The new map was drawn by Democrats and approved by Virginia voters in an April referendum. But on May 8, the Supreme Court of Virginia in a 4-to-3 vote declared the referendum, and by extension the new map, null and void because lawmakers failed to follow the proper procedures to get the issue on the ballot, violating the state constitution.
Virginia Democrats and the state’s attorney general then appealed to the U.S. Supreme Court, seeking to put into effect the map approved by the voters, which yields four more likely Democratic congressional seats. In their emergency application, they argued the Virginia Supreme Court was “deeply mistaken” in its decision on “critical issues of federal law with profound practical importance to the Nation.” Further, they asserted the decision “overrode the will of the people” by ordering Virginia to “conduct its election with the congressional districts that the people rejected.”

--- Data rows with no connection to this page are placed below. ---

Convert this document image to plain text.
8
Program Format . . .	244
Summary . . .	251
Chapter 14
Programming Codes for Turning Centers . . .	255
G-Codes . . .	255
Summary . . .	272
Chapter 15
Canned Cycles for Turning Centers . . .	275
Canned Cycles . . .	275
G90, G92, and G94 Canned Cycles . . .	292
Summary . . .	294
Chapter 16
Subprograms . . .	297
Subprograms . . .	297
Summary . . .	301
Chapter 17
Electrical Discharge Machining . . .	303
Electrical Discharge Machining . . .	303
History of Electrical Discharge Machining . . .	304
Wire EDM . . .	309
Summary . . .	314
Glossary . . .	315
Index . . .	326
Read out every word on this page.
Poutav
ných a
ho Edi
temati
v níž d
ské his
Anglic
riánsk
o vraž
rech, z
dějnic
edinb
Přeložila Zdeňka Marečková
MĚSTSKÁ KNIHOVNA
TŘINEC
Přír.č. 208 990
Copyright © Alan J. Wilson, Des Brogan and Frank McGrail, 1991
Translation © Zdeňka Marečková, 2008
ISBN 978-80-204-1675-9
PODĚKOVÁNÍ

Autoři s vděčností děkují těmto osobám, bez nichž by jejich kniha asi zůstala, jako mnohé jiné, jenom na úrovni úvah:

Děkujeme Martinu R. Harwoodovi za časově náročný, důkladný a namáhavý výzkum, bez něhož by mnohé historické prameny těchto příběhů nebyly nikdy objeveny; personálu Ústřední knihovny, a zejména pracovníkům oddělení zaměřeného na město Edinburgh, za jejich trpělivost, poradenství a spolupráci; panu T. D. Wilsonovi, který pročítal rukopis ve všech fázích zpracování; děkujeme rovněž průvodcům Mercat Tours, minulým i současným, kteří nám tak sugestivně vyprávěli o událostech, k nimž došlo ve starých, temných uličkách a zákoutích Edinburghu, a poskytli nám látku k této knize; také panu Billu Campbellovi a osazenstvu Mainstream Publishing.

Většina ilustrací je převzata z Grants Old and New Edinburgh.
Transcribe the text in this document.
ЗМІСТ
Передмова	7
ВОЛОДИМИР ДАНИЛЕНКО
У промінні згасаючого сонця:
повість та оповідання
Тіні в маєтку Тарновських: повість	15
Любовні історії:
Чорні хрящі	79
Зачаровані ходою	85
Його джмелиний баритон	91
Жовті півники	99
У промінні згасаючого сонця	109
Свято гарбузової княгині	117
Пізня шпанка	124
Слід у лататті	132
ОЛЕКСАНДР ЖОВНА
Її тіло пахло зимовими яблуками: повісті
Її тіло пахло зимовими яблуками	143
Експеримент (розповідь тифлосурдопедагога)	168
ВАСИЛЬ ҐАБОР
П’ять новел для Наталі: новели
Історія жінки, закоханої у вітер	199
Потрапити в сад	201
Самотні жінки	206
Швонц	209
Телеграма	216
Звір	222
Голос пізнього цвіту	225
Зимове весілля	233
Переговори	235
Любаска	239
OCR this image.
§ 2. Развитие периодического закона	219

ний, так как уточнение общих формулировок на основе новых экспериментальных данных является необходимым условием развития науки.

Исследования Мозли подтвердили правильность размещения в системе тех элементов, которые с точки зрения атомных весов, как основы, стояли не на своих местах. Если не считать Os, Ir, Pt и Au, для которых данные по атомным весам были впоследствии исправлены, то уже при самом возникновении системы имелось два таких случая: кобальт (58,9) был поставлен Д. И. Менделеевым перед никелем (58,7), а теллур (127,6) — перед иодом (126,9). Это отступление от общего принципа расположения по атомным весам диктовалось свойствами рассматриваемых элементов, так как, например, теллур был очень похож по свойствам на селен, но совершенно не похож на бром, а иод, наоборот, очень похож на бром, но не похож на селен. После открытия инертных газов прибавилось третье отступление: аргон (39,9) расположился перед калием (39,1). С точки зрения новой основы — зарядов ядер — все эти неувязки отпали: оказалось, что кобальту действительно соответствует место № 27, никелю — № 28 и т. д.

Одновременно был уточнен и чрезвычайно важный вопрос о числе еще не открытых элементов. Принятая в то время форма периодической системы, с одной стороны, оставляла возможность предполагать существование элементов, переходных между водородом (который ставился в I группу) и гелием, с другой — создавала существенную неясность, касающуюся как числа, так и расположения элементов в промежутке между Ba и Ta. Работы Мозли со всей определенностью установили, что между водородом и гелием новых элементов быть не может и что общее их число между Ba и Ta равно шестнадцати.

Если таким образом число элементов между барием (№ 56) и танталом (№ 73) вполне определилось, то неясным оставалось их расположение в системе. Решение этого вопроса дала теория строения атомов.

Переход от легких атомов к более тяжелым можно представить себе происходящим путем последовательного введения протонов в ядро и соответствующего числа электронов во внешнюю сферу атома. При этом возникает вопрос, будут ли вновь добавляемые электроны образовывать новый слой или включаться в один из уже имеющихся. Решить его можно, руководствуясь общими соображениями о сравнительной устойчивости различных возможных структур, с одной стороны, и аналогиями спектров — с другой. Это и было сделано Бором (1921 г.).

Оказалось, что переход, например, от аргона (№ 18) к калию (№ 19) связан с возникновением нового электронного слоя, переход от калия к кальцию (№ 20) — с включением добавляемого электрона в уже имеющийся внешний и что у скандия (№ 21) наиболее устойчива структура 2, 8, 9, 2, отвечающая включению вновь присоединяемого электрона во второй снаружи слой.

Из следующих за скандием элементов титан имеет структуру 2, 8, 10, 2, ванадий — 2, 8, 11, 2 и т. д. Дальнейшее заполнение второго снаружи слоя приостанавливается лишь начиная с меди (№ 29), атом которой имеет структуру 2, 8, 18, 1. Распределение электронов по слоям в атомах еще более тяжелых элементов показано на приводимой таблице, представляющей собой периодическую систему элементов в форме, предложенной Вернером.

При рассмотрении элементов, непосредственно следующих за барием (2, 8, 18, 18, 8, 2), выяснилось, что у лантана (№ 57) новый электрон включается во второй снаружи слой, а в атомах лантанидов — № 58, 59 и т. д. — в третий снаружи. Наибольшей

Republican legislators countered that it would be improper for the U.S. Supreme Court to wade into a purely state law controversy — especially since the Democrats had not raised any federal claims in the lower court.
Ultimately, the U.S. Supreme Court sided with Republicans without explanation leaving in place the state court ruling that voided the Democratic-friendly maps.
The court’s decision not to intervene was its latest in emergency requests for intervention on redistricting issues. In December, the high court OK’d Texas using a gerrymandered map that could help the GOP win five more seats in the U.S. House. In February, the court allowed California to use a voter-approved, Democratic-friendly map, adopted to offset Texas’s map. Then in March, the U.S. Supreme Court blocked the redrawing of a New York map expected to flip a Republican congressional district Democratic.
And perhaps most importantly, in April, the high court ruled that a Louisiana congressional map was a racial gerrymander and must be redrawn. That decision immediately set off a flurry of redistricting efforts, particularly in the South, where Republican legislators immediately began redrawing congressional maps to eliminate long established majority Black and Hispanic districts.